The honour of Christianity and of its Divine Founder was also what Luther had at heart in the two books which in his later years he was instrumental in publishing against the Turks, viz. his “Vermanunge zum Gebet wider den Türcken” (1541) and his new edition (1542) of an old work against the Koran, the “Verlegung des Alcoran Bruder Richardi.”

In one passage of the Vermanunge he even couches this thought in the form of a prayer:

“Yes, indeed, this is our offence against them [the Turks], that we preach, believe and confess Thee, God the Father, as the only True God, and Thy Beloved Son our Lord Jesus Christ and the Holy Ghost as one eternal God.” “Thou knowest, God the Father Almighty, that we have not sinned in any other way against the devil, Pope or Turk and that they have no right or power to punish us.” Most fervently, as in the very presence of God, he declares that he must withstand the devil who is helping the Turk to set up “his Mahmed in the stead of Jesus Christ Thy Beloved Son.”[1657] Speaking of prayer against the Turk he makes every Christian say to God: “Thou tellest, nay, compellest, me to pray in the name of Thy Beloved Son Our Lord Jesus Christ.”[1658]
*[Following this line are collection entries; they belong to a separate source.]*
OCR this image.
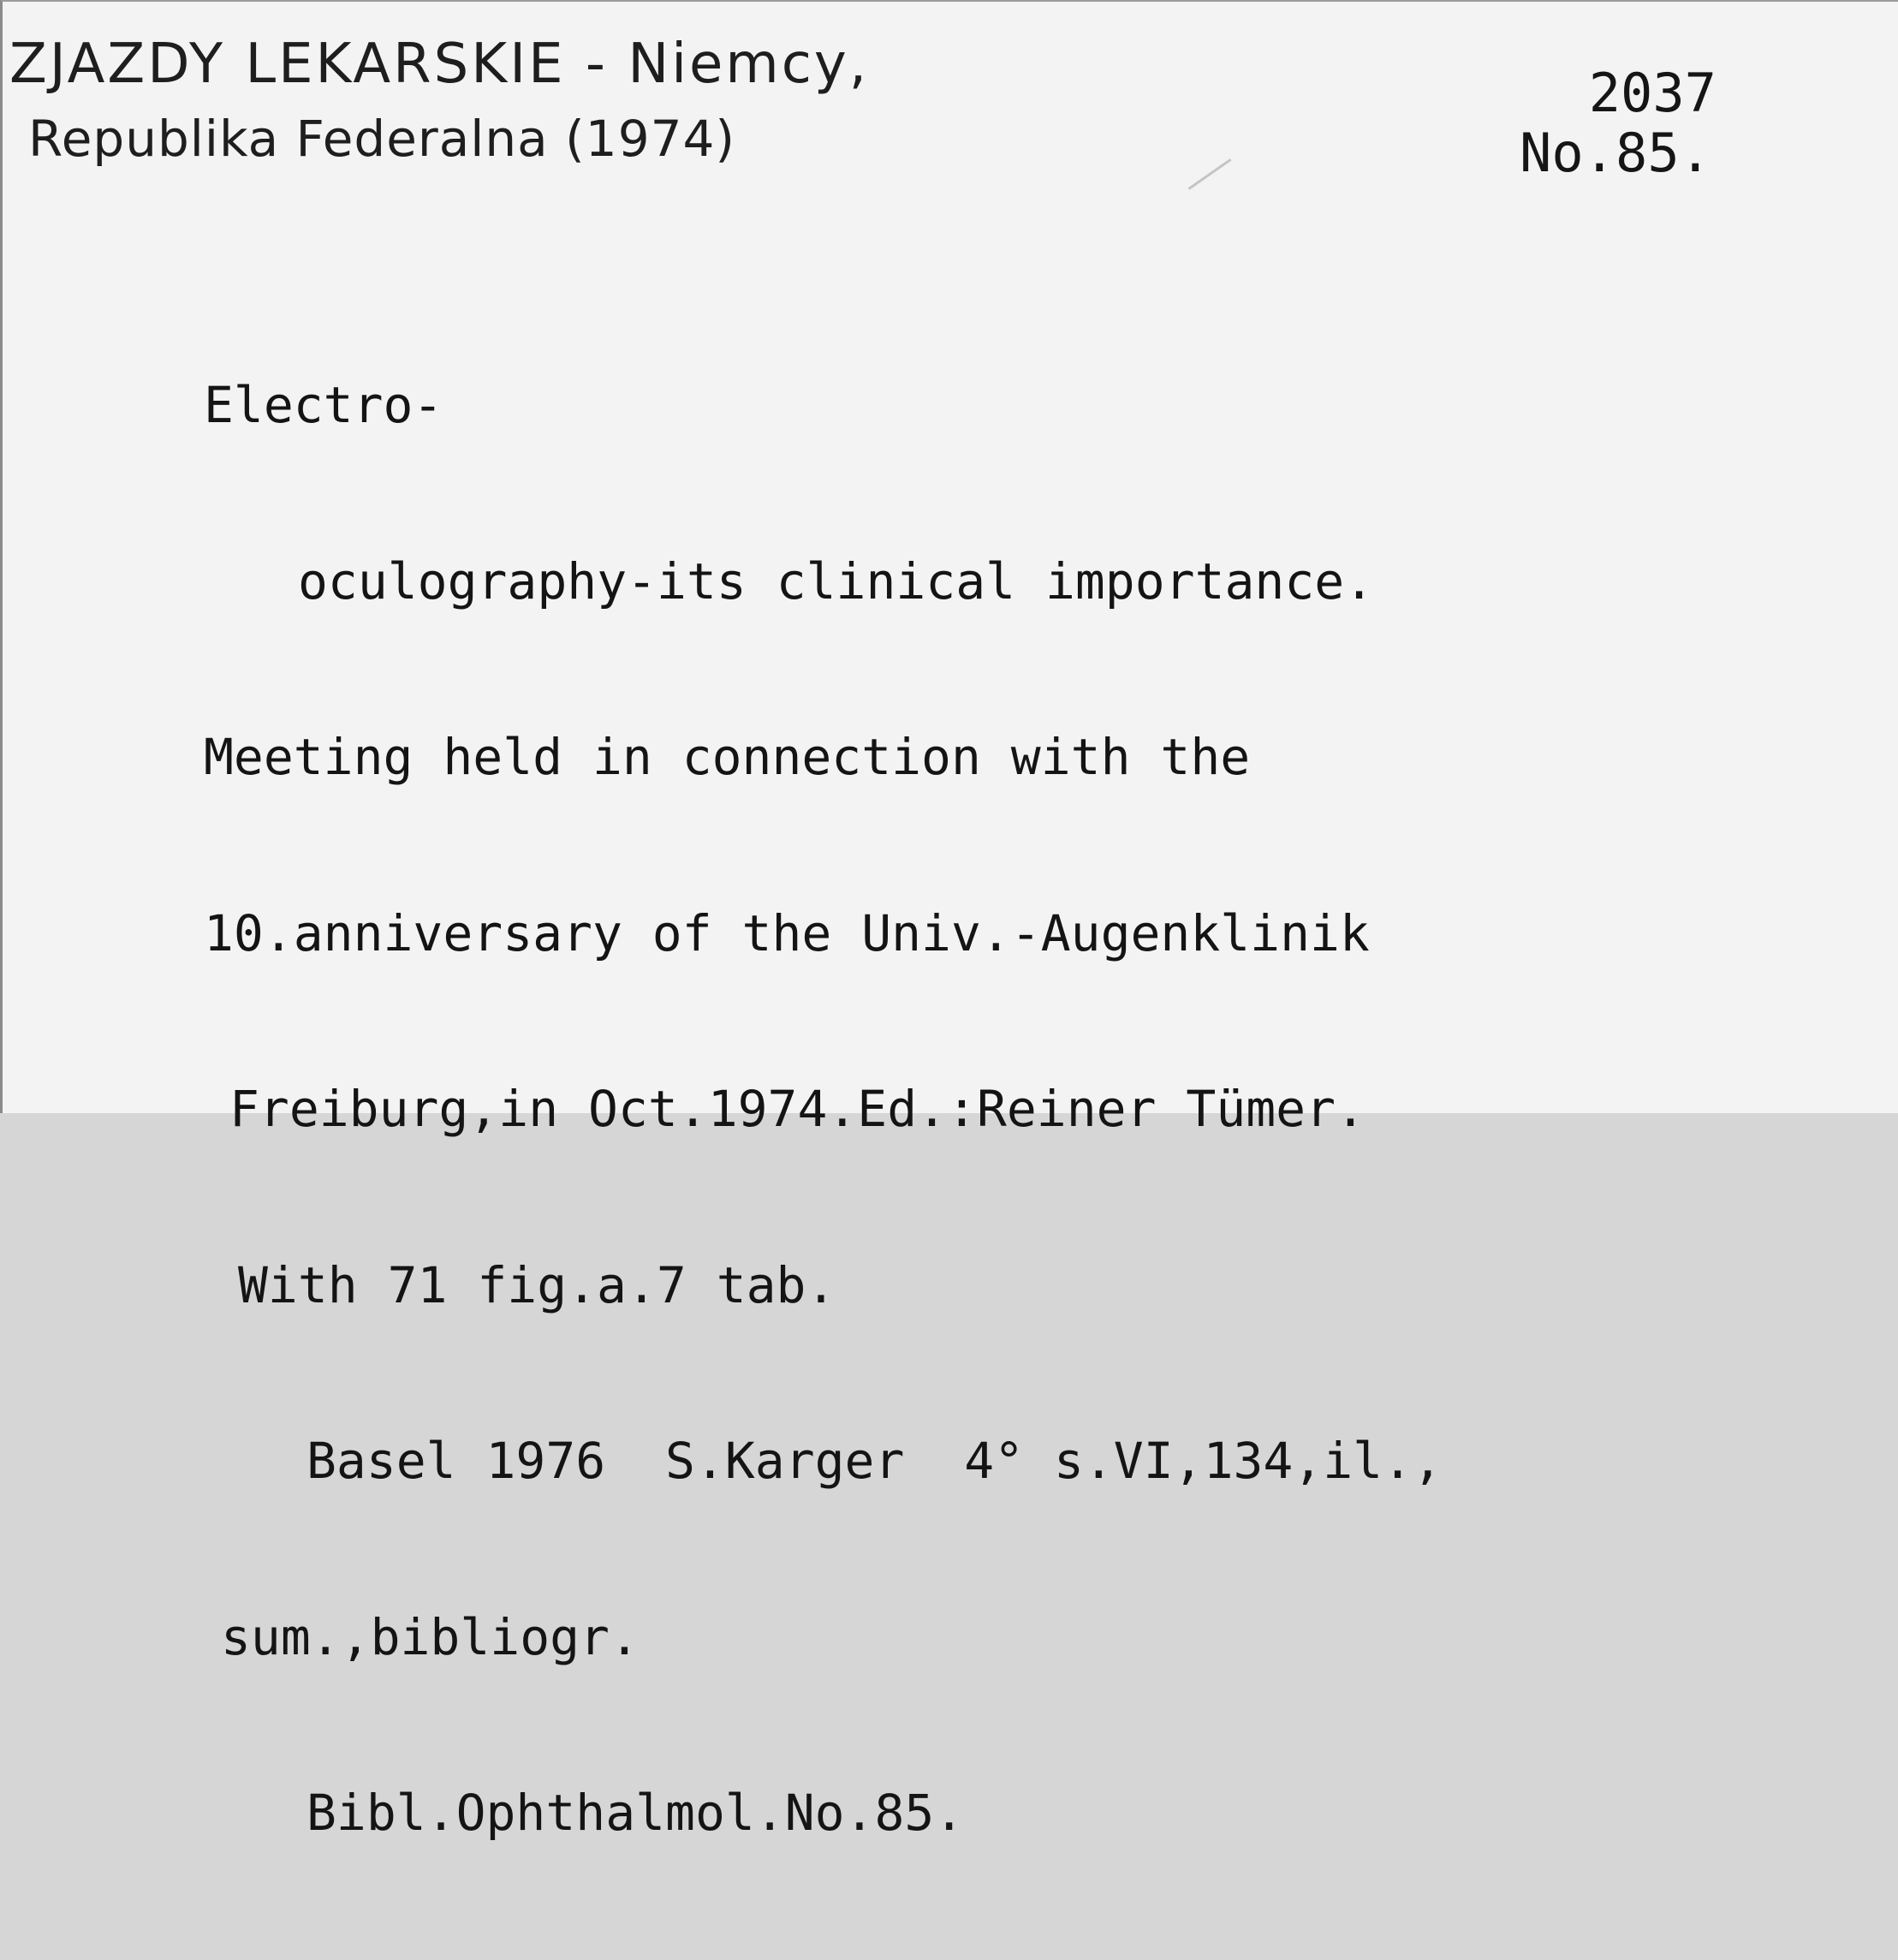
ZJAZDY LEKARSKIE - Niemcy,
Republika Federalna (1974)
2037
No.85.

Electro-

oculography-its clinical importance.

Meeting held in connection with the

10.anniversary of the Univ.-Augenklinik

Freiburg,in Oct.1974.Ed.:Reiner Tümer.

With 71 fig.a.7 tab.

Basel 1976  S.Karger  4° s.VI,134,il.,

sum.,bibliogr.

Bibl.Ophthalmol.No.85.
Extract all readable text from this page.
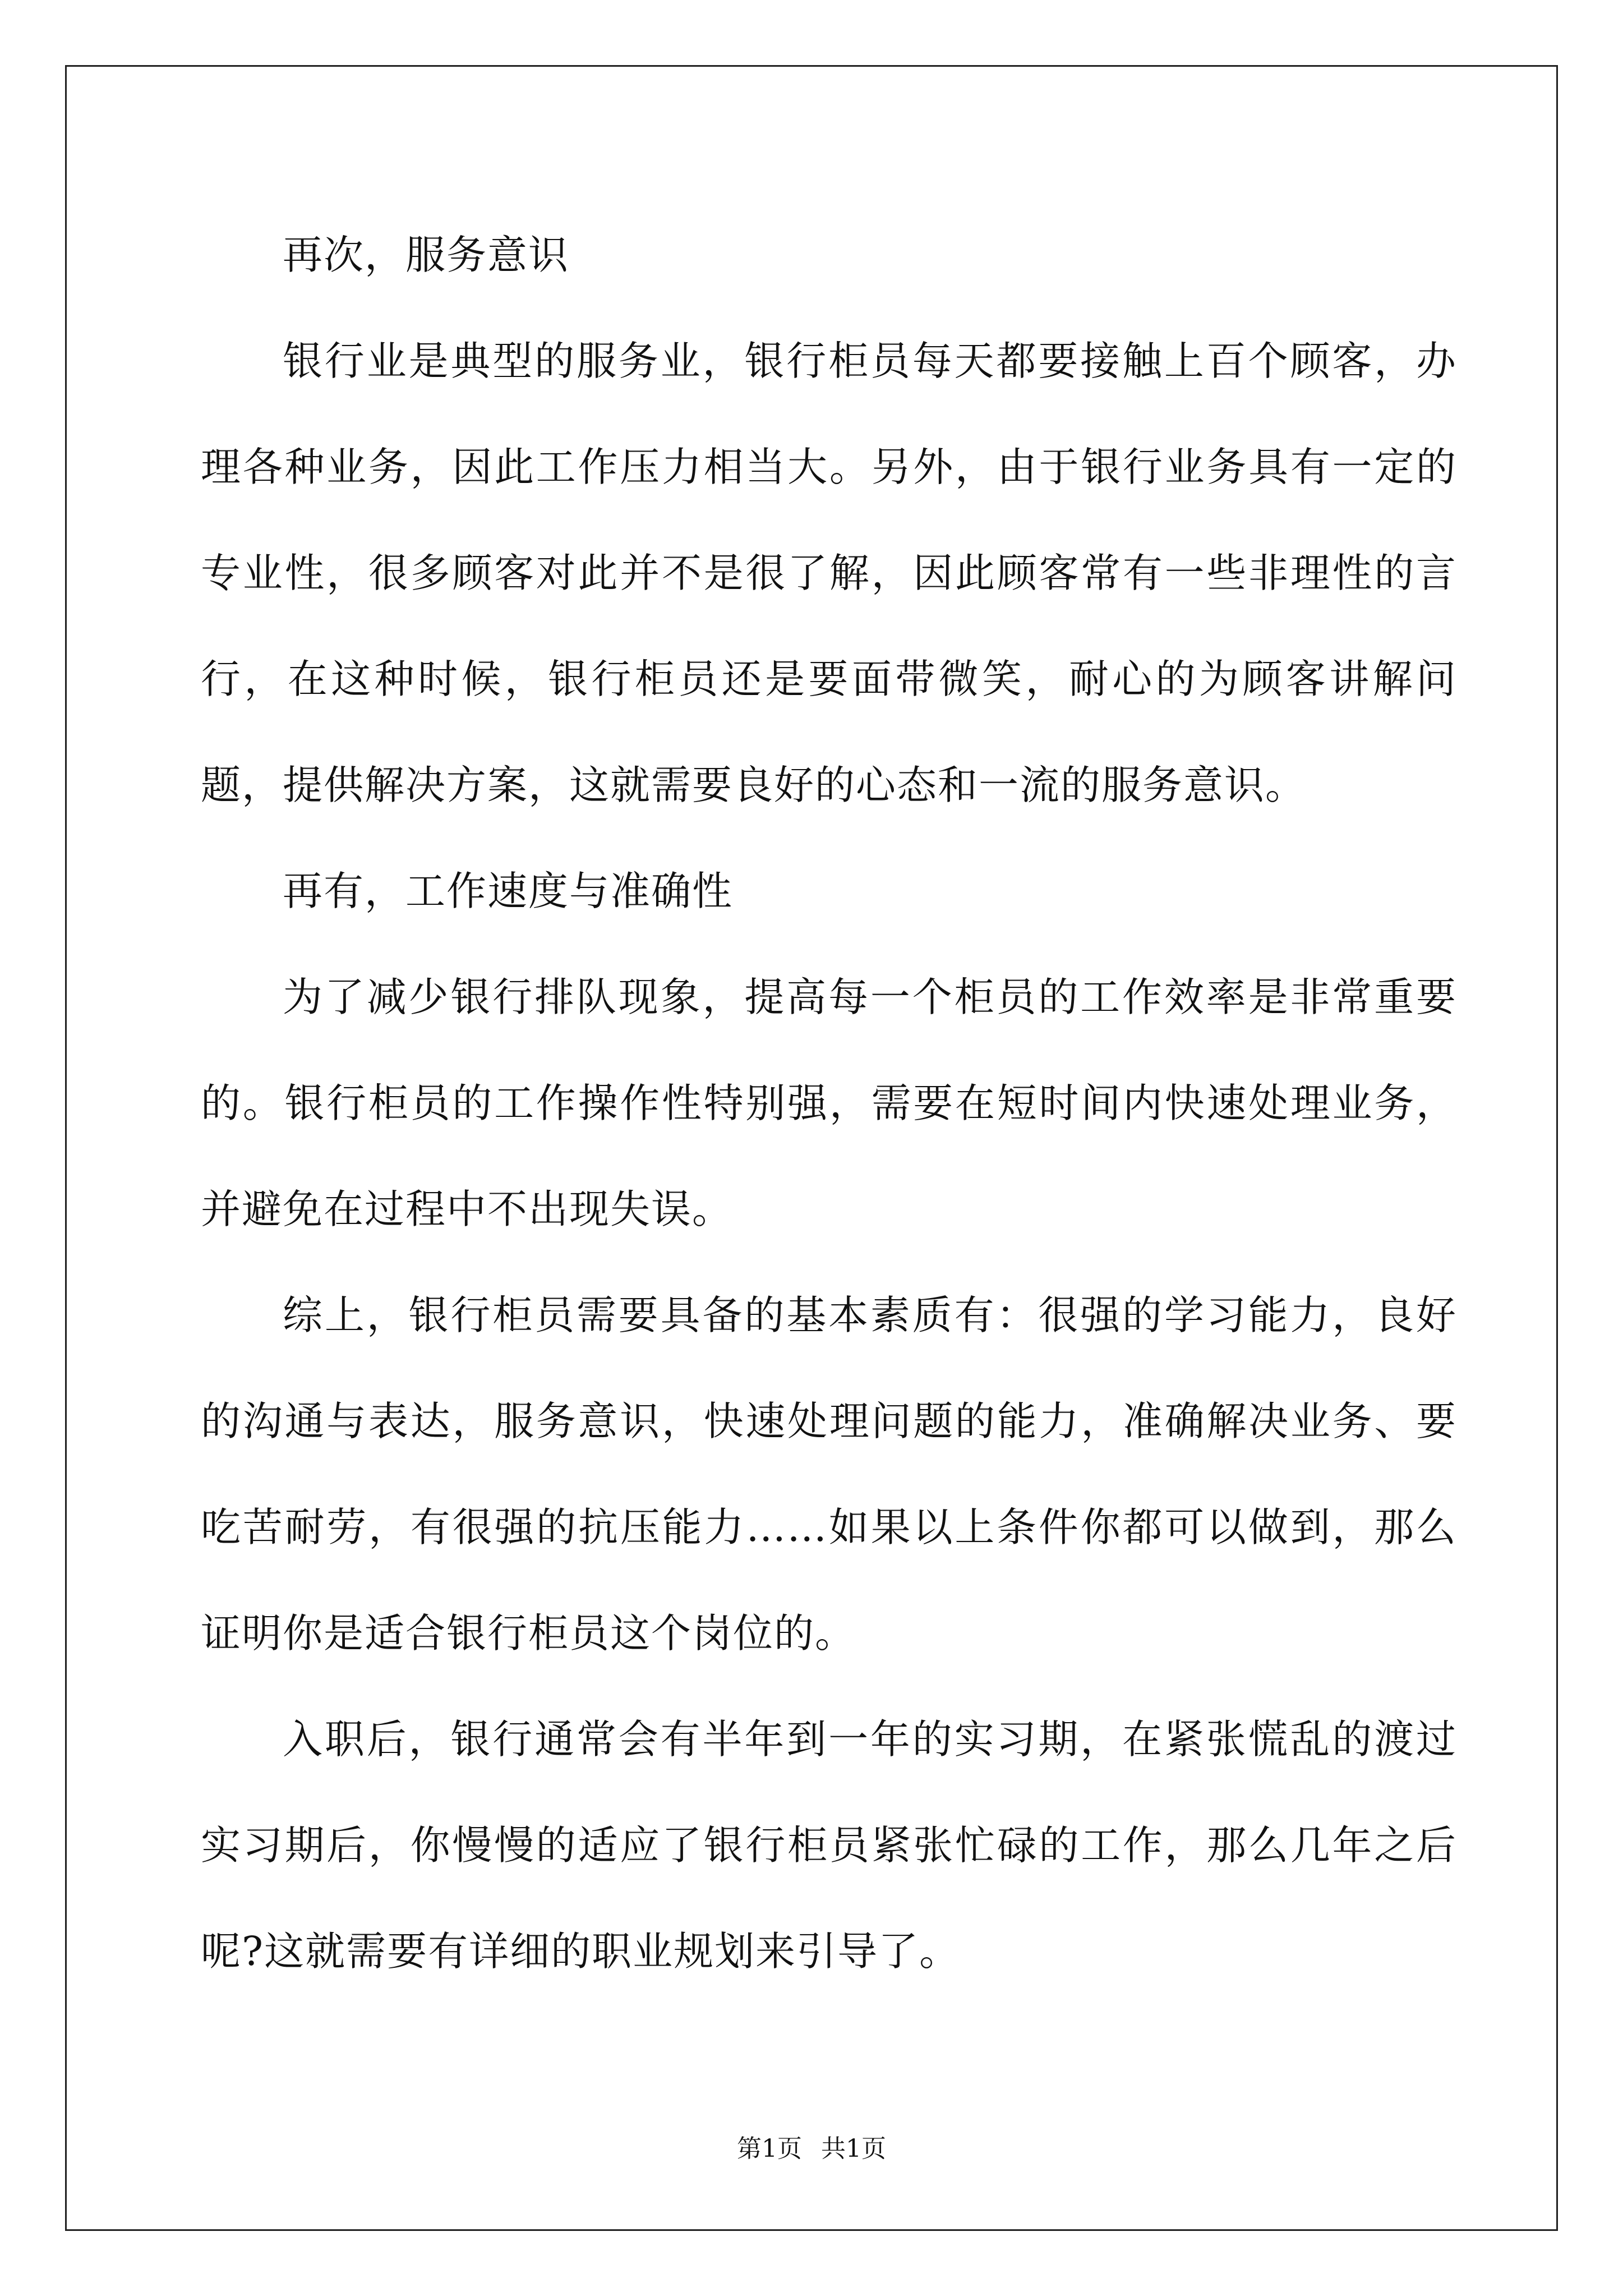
再次，服务意识

银行业是典型的服务业，银行柜员每天都要接触上百个顾客，办理各种业务，因此工作压力相当大。另外，由于银行业务具有一定的专业性，很多顾客对此并不是很了解，因此顾客常有一些非理性的言行，在这种时候，银行柜员还是要面带微笑，耐心的为顾客讲解问题，提供解决方案，这就需要良好的心态和一流的服务意识。

再有，工作速度与准确性

为了减少银行排队现象，提高每一个柜员的工作效率是非常重要的。银行柜员的工作操作性特别强，需要在短时间内快速处理业务，并避免在过程中不出现失误。

综上，银行柜员需要具备的基本素质有：很强的学习能力，良好的沟通与表达，服务意识，快速处理问题的能力，准确解决业务、要吃苦耐劳，有很强的抗压能力……如果以上条件你都可以做到，那么证明你是适合银行柜员这个岗位的。

入职后，银行通常会有半年到一年的实习期，在紧张慌乱的渡过实习期后，你慢慢的适应了银行柜员紧张忙碌的工作，那么几年之后呢?这就需要有详细的职业规划来引导了。

第1页 共1页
In this writing he strongly reprobates both the public disorders on the side of the new Evangel and the Papists’ obstinate resistance to the Word of God; both would be terribly punished by means of the Turks unless people set about amending their lives and giving themselves up to earnest prayer. Now, after the Evangel had been preached for so many years, “everyone knew, thank God, what each class and individual man should do or leave undone, which, alas, formerly we did not know, though we would gladly have done it.”[1659] Should our prayer fail to achieve the desired object, “then let us say a longer and a better one.” “How happy should we be were our prayers against the Turk again to prove of no avail, but, instead, the Last Day came—which indeed cannot any longer be far off—spelling the end of both Turk and Pope as I do not for a moment doubt.”[1660]